O yıllarda Arabia Dergisinde Gannuşi’yle yapılmış bir söyleşiyi tercüme etmiştim. Sükunetli, zihin açıcı bir konuşmaydı.

O yıllarda öyle sakin konuşan İslamcı hemen hemen yoktu.

Müslüman bir siyasetçi olmanın bedelini hapisle, işkenceyle, sürgünle her şekilde ödemişti. Muhtemelen zulmü iyice tattığı için özgürlükçü bir adamdı.

Bütün İslam dünyasında ‘Demokrasi’ kelimesini olumlu anlam yükleyerek telaffuz eden ilk düşünürlerden biriydi. (Şu anda hatırıma Gannuşi’nin yanı sıra adını anabileceğim Filistinli yazar Azzam Temimi geliyor.)

“Allah insana irade ve sorumluluk vermiştir. Bu yüzden hiçbir otorite, insanın hürriyetine ilahî bir vekil olarak dokunamaz.”

Bu cümle Gannuşi’ye ait.

Şu da Milletvekili Mustafa Yeneroğlu’na:

“Gannuşi’ye göre İslâm devleti, “Allah adına hükmeden” değil, Allah’ın kullarının hür iradesine imkân tanıyan bir devlettir. Bu anlayış, 20. yüzyıl İslâmcılığının teokratik damarını tersine çeviren bir devrimdir.”

(Her iki cümleyi de Yeneroğlu’nun Serbestiyet’teki yazısından aldım.)

Mısır’ı, Suriye’yi, Libya’yı, Yemen’i, insanlarıyla ve şehirleriyle harabeye çeviren Arap Baharı sadece Tunus’ta kazasız belasız yumuşak iniş yaptıysa bunu Gannuşi’nin liderliği mümkün kılmıştır.

Lüzumundan fazla mı uzlaşmacıydı?

Görebildiğim kadarıyla Gannuşi gerektiği kadar uzlaşmacıydı, fazla değil.

Ama Tunus’a yön verenler fazla faşist.

Gannuşi’nin Tunus’ta ne yaptığını ve nereye varmak istediğini müsait bir zamanda çalışırız.

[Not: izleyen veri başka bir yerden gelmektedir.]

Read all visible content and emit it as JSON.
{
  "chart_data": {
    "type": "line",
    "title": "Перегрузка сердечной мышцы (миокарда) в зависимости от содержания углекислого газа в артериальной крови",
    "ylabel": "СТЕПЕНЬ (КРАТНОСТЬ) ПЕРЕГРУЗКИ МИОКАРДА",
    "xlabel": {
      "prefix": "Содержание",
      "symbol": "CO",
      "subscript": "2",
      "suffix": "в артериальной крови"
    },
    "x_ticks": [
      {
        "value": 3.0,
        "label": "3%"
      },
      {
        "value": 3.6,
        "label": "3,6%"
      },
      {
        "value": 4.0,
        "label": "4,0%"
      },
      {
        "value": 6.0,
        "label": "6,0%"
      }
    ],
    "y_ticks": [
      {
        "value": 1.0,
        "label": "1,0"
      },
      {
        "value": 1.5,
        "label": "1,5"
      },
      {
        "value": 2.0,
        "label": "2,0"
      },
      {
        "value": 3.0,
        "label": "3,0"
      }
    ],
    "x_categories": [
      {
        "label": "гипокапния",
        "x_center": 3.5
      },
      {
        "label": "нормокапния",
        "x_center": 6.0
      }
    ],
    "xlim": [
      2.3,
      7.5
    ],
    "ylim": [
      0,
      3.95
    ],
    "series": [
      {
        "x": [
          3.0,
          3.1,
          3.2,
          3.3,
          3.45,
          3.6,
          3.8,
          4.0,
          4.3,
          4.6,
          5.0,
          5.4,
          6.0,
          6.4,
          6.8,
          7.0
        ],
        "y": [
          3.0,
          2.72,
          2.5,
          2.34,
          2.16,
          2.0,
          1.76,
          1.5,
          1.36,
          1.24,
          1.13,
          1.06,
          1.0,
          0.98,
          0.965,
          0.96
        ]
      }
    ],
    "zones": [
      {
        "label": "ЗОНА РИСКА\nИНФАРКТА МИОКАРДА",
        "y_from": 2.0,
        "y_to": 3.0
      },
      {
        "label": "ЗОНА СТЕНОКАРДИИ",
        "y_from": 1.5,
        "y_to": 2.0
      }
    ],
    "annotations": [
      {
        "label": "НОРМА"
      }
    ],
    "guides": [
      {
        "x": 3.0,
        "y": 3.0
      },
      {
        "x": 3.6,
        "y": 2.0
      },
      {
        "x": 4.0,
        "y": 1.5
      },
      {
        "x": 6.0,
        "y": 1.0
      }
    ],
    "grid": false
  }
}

Şu anda Gannuşi yalnız ve hapiste.

Bu entelektüel, romantik veya melankolik bir yalnızlık değil.

Keza bu yalnızlık Gannuşi’ye mahsus da değil.

Gannuşi’nin çizgisinde veya o çizgiye yakın olan herkes yalnız.

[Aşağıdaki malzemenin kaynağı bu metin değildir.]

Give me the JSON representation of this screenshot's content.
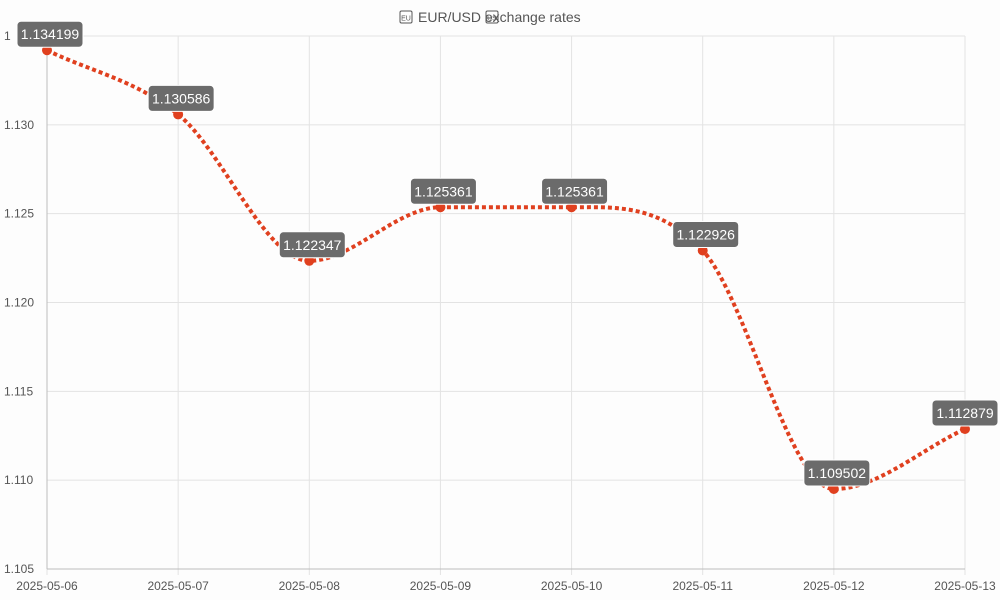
{
  "chart_data": {
    "type": "line",
    "title": "EUR/USD exchange rates",
    "title_icon_left": "eu-flag-icon",
    "title_icon_right": "us-flag-icon",
    "x": [
      "2025-05-06",
      "2025-05-07",
      "2025-05-08",
      "2025-05-09",
      "2025-05-10",
      "2025-05-11",
      "2025-05-12",
      "2025-05-13"
    ],
    "series": [
      {
        "values": [
          1.134199,
          1.130586,
          1.122347,
          1.125361,
          1.125361,
          1.122926,
          1.109502,
          1.112879
        ],
        "color": "#e0401f",
        "line_style": "dotted",
        "smooth": true
      }
    ],
    "data_labels": [
      "1.134199",
      "1.130586",
      "1.122347",
      "1.125361",
      "1.125361",
      "1.122926",
      "1.109502",
      "1.112879"
    ],
    "y_ticks": [
      "1.105",
      "1.110",
      "1.115",
      "1.120",
      "1.125",
      "1.130",
      "1"
    ],
    "ylim": [
      1.105,
      1.135
    ],
    "grid": true,
    "legend": "none",
    "colors": {
      "line": "#e0401f",
      "label_bg": "#6b6b6b",
      "label_text": "#ffffff",
      "grid": "#e3e3e3",
      "axis_text": "#555555"
    }
  }
}
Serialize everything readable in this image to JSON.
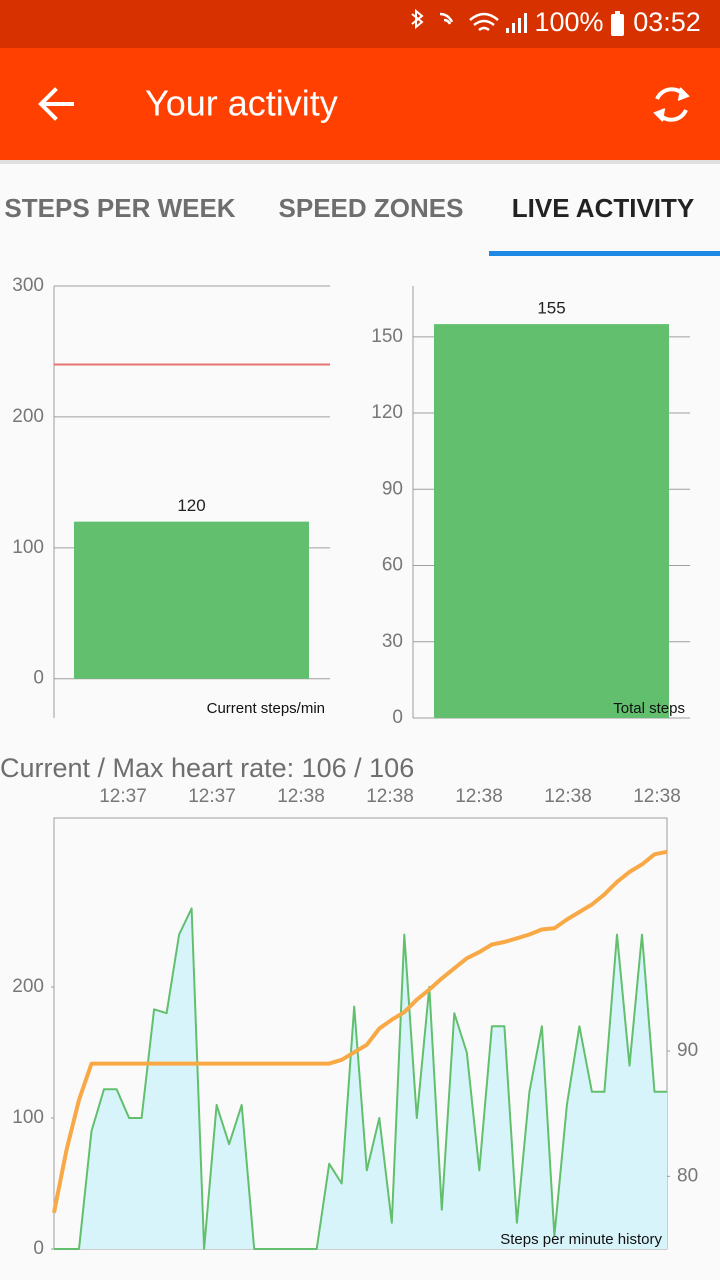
{
  "status_bar": {
    "battery": "100%",
    "time": "03:52"
  },
  "app_bar": {
    "title": "Your activity"
  },
  "tabs": {
    "items": [
      "STEPS PER WEEK",
      "SPEED ZONES",
      "LIVE ACTIVITY"
    ],
    "selected": 2
  },
  "chart_data": [
    {
      "type": "bar",
      "description": "Current steps/min",
      "values": [
        120
      ],
      "color": "#62bf6e",
      "ylim": [
        -30,
        300
      ],
      "yticks": [
        0,
        100,
        200,
        300
      ],
      "grid": true,
      "limit_line": {
        "value": 240,
        "color": "#e57373"
      }
    },
    {
      "type": "bar",
      "description": "Total steps",
      "values": [
        155
      ],
      "color": "#62bf6e",
      "ylim": [
        0,
        170
      ],
      "yticks": [
        0,
        30,
        60,
        90,
        120,
        150
      ],
      "grid": true
    },
    {
      "type": "line",
      "title": "Current / Max heart rate: 106 / 106",
      "description": "Steps per minute history",
      "x_labels": [
        "12:37",
        "12:37",
        "12:38",
        "12:38",
        "12:38",
        "12:38",
        "12:38"
      ],
      "series": [
        {
          "color": "#62bf6e",
          "fill": "#d8f4fb",
          "values": [
            0,
            0,
            0,
            90,
            122,
            122,
            100,
            100,
            183,
            180,
            240,
            260,
            0,
            110,
            80,
            110,
            0,
            0,
            0,
            0,
            0,
            0,
            65,
            50,
            185,
            60,
            100,
            20,
            240,
            100,
            200,
            30,
            180,
            150,
            60,
            170,
            170,
            20,
            120,
            170,
            10,
            110,
            170,
            120,
            120,
            240,
            140,
            240,
            120,
            120
          ]
        },
        {
          "color": "#f9a846",
          "axis": "y2",
          "values": [
            77.1,
            82.1,
            86.1,
            89,
            89,
            89,
            89,
            89,
            89,
            89,
            89,
            89,
            89,
            89,
            89,
            89,
            89,
            89,
            89,
            89,
            89,
            89,
            89,
            89.3,
            89.9,
            90.5,
            91.8,
            92.5,
            93.1,
            94.1,
            94.9,
            95.8,
            96.6,
            97.4,
            97.9,
            98.5,
            98.7,
            99,
            99.3,
            99.7,
            99.8,
            100.5,
            101.1,
            101.7,
            102.5,
            103.5,
            104.3,
            104.9,
            105.7,
            105.9
          ]
        }
      ],
      "ylim": [
        0,
        329
      ],
      "yticks": [
        0,
        100,
        200
      ],
      "y2lim": [
        74.2,
        108.6
      ],
      "y2ticks": [
        80,
        90
      ]
    }
  ]
}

İslam dünyasında el-Kaide, Işid, Boko Haram ve saire gibi şiddet üreten örgütlerin varlığını biliyoruz.

Şiddet üretiyorlar ama daha çok Müslümanları öldürüyorlar.

Ufak tefek itikadi gerekçeler bulup kafalarına kurşun sıkıyorlar.

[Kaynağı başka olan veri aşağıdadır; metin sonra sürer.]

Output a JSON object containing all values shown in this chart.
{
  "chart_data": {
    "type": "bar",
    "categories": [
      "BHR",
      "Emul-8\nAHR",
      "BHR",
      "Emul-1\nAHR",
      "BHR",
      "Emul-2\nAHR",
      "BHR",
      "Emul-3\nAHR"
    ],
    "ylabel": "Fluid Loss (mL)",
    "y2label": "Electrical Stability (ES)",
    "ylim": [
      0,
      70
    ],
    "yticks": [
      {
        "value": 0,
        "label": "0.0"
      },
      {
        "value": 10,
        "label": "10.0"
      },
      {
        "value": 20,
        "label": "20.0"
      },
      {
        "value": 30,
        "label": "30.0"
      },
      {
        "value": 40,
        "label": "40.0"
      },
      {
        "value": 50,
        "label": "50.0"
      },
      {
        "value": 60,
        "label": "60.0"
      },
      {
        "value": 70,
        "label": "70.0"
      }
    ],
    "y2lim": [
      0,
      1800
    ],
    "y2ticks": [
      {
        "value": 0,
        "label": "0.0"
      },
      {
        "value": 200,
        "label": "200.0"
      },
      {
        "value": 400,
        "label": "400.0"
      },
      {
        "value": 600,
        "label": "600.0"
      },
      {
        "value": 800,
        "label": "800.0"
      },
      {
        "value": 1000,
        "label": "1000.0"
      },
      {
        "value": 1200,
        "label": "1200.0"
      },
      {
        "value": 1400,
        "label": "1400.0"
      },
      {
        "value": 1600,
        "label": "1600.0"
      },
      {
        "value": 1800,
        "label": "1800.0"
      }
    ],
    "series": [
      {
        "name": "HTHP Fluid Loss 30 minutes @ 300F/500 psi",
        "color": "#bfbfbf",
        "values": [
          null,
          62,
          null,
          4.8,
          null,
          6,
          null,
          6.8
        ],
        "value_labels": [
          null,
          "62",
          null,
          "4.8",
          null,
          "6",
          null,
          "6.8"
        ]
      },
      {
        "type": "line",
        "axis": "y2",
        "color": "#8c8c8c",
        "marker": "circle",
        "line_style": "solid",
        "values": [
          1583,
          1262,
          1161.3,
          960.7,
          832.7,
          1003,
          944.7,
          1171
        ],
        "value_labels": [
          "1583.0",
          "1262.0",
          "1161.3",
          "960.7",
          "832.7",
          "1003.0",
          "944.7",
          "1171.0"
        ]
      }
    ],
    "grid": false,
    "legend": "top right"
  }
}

Bu örgütlerin düğmeleri batılıların elinde. İstedikleri zaman dozunu arttırıp azaltabiliyorlar.

Dünyadaki sistemi kimler işletiyorsa, bu örgütleri göstererek İslam’la terörün bağdaştırıldığı bir dil kuruyor.

O dili kullanarak, şiddete, teröre bulaşmayan, halk içinde az çok desteği olan nispeten sahih, alternatif olma potansiyeline sahip hareketleri tasfiye ediyor.

Gannuşi liderliğindeki Nadha bu hareketlerden biri.

İhvan-ı Müslimin de barışçı bir hareketti. Teröre bulaşmamıştı.

Hatta devlet terörünün mağduru oldu.

Bu bir eğilim.

Hemen bütün İslam dünyasında, terörü göstererek terör olmayanı tasfiye ediyorlar.

Kim yapıyor bunu?

Bu sıralar Trump’ın etrafına topladığı tayfa yapıyor.